The most important thing when considering a database, though, is success stories. The world is different from a few decades ago, when the good databases were all proprietary and nobody knew how they did their magic, so proofs of concept were a key sales tactic. Now, most new databases are opensource and the users either understand how they work, or rest easy in the knowledge that they can find out if they want. And most are adopted at a ratio of hundreds of non-paying users for each paying customer. Those non-paying users are a challenge for a company in many ways, but at least they’re vouching for the solution.
Success stories and a community of users go together. If I can choose from a magical database that claims to solve all kinds of problems perfectly, versus one that has broad adoption and lots of discussions I can Google, I’m not going to take a hard look at the former. I want to read online about use cases, scaling challenges met and solved, sharp edges, scripts, tweaks, tips and tricks. I want a lot of Stack Exchange discussions and blog posts. I want to see people using the database for workloads that look similar to mine, as well as different workloads, and I want to hear what’s good and bad about it. (Honest marketing helps a lot with this, by the way. If the company’s own claims match bloggers’ claims, a smaller corpus online is more credible as a result.)
These kinds of dynamics help explain why most of the fast-growing emerging databases are opensource. Opensource has an automatic advantage because of free users vouching for the product. Why would I ever consider a proof-of-concept to do a sales team a favor, at great cost and effort to myself, when I could use an alternative database that’s opensource and has an active community discussing the database? In this environment, the proof of concept selling model is basically obsolete for the mass market. It may still work for specialized applications where you’ll sell a smaller number of very pricey deals, but it doesn’t work in the market of which I’m a part.
In fact, I’ve never responded positively to an invitation to set up a PoC for a vendor (or even to provide data for them to do it). It’s automatically above my threshold of effort. I know that no matter what, it’s going to involve a huge amount of time and effort from me or my teams.
There’s another edge-case—databases that are built in-house at a specific company and then are kicked out of the nest, so to speak. This is how Cassandra got started, and Kafka too. But the difference between a database that works internally for a company (no matter how well it works for them) and one that’s ready for mass adoption is huge, and you can see that easily in both of those examples. I suspect few people have that experience to point to, but probably a lot of readers have released some nifty code sample as open-source and seen how different it is to create an internal-use library, as opposed to one that’ll be adopted by thousands or more people.
Remarkably few people at database companies seem to understand the things I’ve written about above. The ones who do—and I’ve named some of them—might have great success as a result. The companies who aren’t run by people who have actually operated databases in their target markets recently, will probably have a much harder time of it.

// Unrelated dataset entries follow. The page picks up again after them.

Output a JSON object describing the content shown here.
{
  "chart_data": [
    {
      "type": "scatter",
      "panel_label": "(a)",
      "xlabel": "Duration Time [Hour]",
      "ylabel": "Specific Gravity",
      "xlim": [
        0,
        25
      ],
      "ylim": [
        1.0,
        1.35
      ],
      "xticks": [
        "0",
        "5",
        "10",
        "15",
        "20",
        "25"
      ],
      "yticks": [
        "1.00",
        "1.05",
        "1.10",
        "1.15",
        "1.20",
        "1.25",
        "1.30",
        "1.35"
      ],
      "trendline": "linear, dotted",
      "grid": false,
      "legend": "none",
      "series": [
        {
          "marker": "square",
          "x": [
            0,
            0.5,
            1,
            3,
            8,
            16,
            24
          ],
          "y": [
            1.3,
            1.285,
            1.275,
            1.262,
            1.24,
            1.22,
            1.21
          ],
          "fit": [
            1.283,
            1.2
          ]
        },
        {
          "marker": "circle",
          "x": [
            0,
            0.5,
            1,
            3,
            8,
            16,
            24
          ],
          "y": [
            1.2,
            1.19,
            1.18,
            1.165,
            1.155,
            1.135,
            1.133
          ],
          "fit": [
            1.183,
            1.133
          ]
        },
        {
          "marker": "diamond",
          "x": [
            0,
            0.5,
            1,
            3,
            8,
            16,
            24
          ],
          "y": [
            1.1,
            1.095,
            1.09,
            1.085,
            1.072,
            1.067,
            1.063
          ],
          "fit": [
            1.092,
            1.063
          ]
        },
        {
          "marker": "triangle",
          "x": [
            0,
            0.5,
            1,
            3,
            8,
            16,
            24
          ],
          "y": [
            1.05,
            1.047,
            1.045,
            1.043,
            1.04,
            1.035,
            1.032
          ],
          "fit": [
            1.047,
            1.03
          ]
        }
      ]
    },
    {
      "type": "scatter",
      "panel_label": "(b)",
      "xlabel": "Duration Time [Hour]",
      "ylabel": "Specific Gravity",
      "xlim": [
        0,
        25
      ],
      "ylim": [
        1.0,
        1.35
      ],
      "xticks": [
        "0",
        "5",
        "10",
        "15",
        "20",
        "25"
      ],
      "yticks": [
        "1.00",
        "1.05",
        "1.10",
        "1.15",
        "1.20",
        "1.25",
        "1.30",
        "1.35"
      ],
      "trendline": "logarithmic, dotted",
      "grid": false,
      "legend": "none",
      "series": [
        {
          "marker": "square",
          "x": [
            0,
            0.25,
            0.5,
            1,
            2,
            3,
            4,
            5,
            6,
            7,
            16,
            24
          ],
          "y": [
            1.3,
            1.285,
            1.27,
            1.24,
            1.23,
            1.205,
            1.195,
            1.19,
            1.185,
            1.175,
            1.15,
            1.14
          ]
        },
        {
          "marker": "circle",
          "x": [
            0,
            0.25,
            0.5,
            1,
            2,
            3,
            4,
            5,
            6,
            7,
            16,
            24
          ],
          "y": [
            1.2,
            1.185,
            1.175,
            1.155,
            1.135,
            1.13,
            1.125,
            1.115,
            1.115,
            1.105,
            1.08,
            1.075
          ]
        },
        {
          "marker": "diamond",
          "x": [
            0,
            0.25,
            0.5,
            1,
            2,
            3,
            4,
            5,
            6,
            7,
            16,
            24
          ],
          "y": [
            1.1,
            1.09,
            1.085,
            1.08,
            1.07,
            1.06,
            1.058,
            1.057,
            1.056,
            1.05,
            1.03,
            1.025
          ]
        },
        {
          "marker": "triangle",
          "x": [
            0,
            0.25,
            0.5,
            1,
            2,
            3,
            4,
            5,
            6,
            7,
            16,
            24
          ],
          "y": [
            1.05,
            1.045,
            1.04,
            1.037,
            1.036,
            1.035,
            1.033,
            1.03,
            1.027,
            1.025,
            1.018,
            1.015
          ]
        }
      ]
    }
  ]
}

I don’t make much time to coach companies on how they should approach me. It’s not my problem, and I feel no guilt saying no without explanation. (One of my favorite phrases is “no is a complete sentence.”) But enough companies have asked me, and I have enough friends at these companies, that I thought it would be helpful to write this up. Hopefully this serves its intended purpose and doesn’t hurt any feelings. Please use the comments to let me know if I can improve this post.